Bolsonaro informou também que uma nova MP deverá ser editada para definir novas regras para o contrato Verde Amarelo durante a crise provocada pelo novo coronavírus.

“Para criação de empregos editaremos nova MP, específica para tratar do contrato Verde e Amarelo durante o período de enfrentamento da COVID-19“, disse na publicação.

Em gesto visto como retaliação ao presidente Jair Bolsonaro, Alcolumbre entregou à oposição a relatoria da MP 905 na última sexta-feira. Criticada por parlamentares de esquerda e sindicalistas, o projeto reduzia garantias relacionadas aos acidentes de trabalho, além de modificar, de 8% para 2%, a alíquota de contribuição ao FGTS paga pelo empregador.

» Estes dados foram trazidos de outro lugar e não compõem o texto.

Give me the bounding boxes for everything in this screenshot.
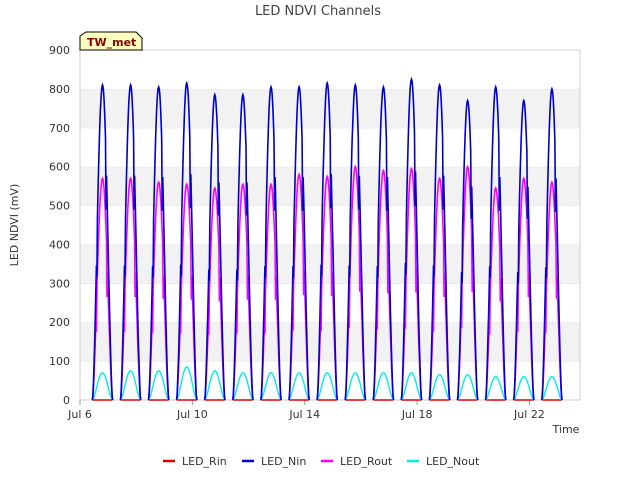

Relator do texto e líder do PT no Senado, Rogério Carvalho (PT-SE), comemorou a derrubada da MP. “Foi cancelada a sessão de hoje no Senado onde havia a possibilidade de votação da #MP905. Com isso, a Medida Provisória caduca, o que significa UMA VITÓRIA PARA O POVO BRASILEIRO QUE VENCE ESTA BATALHA DA REFORMA TRABALHISTA DO BOLSONARO”, tuitou.

Ao comentar sobre o assunto, Alcolumbre disse que Bolsonaro decidiu revogar a medida após a pressão de senadores para poder modificar o texto.

“O presidente Jair Bolsonaro atendeu ao pleito manifestado pelo Senado Federal e decidiu revogar a MP 905, reeditando suas partes mais relevantes na sequência. Medida importante para que o Congresso possa aperfeiçoar o importante programa e garantir o emprego dos brasileiros”, escreveu.